I jumped on the live wagering number at 41 ½.  Some of my friends got it even lower than that.  Of course, this story has a happy ending, that is, if you bet that over live.  Pat Mahomes found his groove, the game went into overtime and the total number rang true at 47, Kansas City 25, San Francisco 22, still under the initial number (predictably close) yet over every other number for those who were watching it live and bold enough to make the play during a game in which points were at a premium.

Of course, gambling services are paying closer attention to the most watched sporting event in history than they are to your ordinary Wednesday evening college basketball game.  That’s where I found my glitch.
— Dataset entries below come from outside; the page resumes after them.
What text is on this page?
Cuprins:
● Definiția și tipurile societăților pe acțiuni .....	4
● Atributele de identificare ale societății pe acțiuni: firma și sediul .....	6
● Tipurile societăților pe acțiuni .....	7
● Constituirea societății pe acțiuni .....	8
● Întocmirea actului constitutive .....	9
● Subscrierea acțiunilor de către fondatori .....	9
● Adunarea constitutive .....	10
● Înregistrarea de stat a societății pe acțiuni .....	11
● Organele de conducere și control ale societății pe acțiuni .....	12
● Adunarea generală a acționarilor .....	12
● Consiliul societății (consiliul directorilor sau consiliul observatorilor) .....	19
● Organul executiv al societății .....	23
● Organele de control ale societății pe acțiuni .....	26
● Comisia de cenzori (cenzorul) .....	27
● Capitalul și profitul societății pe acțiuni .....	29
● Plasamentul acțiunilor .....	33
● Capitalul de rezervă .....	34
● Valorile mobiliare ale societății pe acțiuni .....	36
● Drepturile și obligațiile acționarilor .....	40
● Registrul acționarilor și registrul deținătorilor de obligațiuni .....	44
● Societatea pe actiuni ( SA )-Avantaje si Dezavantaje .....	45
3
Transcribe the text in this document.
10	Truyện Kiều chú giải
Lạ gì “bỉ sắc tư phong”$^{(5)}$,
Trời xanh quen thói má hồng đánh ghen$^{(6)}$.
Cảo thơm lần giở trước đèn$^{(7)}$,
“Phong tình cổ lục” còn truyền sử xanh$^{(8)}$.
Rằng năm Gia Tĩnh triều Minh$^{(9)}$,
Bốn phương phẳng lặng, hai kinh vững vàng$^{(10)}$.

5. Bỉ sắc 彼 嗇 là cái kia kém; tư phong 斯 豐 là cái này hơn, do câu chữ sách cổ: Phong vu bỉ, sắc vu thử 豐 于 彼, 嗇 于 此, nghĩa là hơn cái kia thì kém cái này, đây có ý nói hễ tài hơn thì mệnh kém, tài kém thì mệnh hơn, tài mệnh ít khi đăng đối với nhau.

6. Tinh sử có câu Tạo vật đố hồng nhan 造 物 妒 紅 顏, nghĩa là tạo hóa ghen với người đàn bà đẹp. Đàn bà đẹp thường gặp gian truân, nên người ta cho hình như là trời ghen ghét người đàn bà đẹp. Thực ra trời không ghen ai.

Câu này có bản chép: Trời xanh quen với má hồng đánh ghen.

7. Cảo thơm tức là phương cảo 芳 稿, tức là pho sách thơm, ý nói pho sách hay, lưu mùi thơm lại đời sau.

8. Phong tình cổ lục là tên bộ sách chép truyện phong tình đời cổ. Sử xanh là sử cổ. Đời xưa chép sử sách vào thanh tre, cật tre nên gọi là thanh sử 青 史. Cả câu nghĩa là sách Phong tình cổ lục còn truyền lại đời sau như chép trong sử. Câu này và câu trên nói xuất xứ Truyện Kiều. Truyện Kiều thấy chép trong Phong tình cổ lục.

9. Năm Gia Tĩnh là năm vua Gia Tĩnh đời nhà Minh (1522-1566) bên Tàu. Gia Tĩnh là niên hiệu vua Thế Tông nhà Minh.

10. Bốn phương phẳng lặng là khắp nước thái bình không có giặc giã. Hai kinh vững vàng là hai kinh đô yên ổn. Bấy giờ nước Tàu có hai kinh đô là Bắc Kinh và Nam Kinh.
The Florida Gators Men’s Basketball team was at home and a healthy favorite over the Missouri Tigers who have yet to win a conference game.  By tip-off, I’d laid off the point total but watched the game intently as Florida is my alma mater.

Florida had the game in hand yet, with about twelve minutes left, Florida’s star, point guard and leading scorer on the season, Walter Clayton Jr, picked up not only his fourth foul but jawed at the referee on his way to the bench, picking up a technical foul, resulting in his fifth.  This expelled him from the game.  Under second year head coach Todd Golden, the Florida Gators are starting to turn some heads but lack depth at the point guard position, especially those able to score with the proclivities of Clayton.

It immediately occurred to me that Florida, with Clayton out, would struggle to score and Mizzou might make a run.  I looked at the live number.  Florida was favored to still win the game by 11 ½ points.  With the inability to direct their offense and no one off the bench able to fill Clayton’s shoes, I jumped on the live line, taking Missouri and the points.  It was, as are all sporting events, a gamble, yet a shrewd and educated play based on the information at hand.  Within minutes, Missouri narrowed the lead to one.  Florida had no choice but to slow things down and regroup their offense, which they eventually did but not before it was too late.  Florida took charge in the waning minutes and my wager was almost lost, but Missouri had made enough of a dent into the Gator lead that the live number covered.  The books couldn’t recover in time, and I took advantage.

As with any wager, I could have lost.  In fact, I almost did.  But my point is I used the information at hand and reacted quicker than the books could.  They couldn’t adjust.  Therein lies your glitch in the Matrix.

None of us know how these live wagering numbers work.  One can only assume algorithms are working in full force, drumming up a formula based on odds given, points led and time remaining in the game.  But when a player the caliber of Clayton, whose team relies on him for the bulk of its scoring, is suddenly forced to leave the game, and if you’re watching that game, jumping on the live number might be a way to find the gambling apps vulnerable.

Most services will tell you they can’t protect themselves against live wagering.  And no wager is a sure thing.  However, when you are armed with information that they don’t have, that might be the best time to strike and take advantage of the glitch before they can patch it up.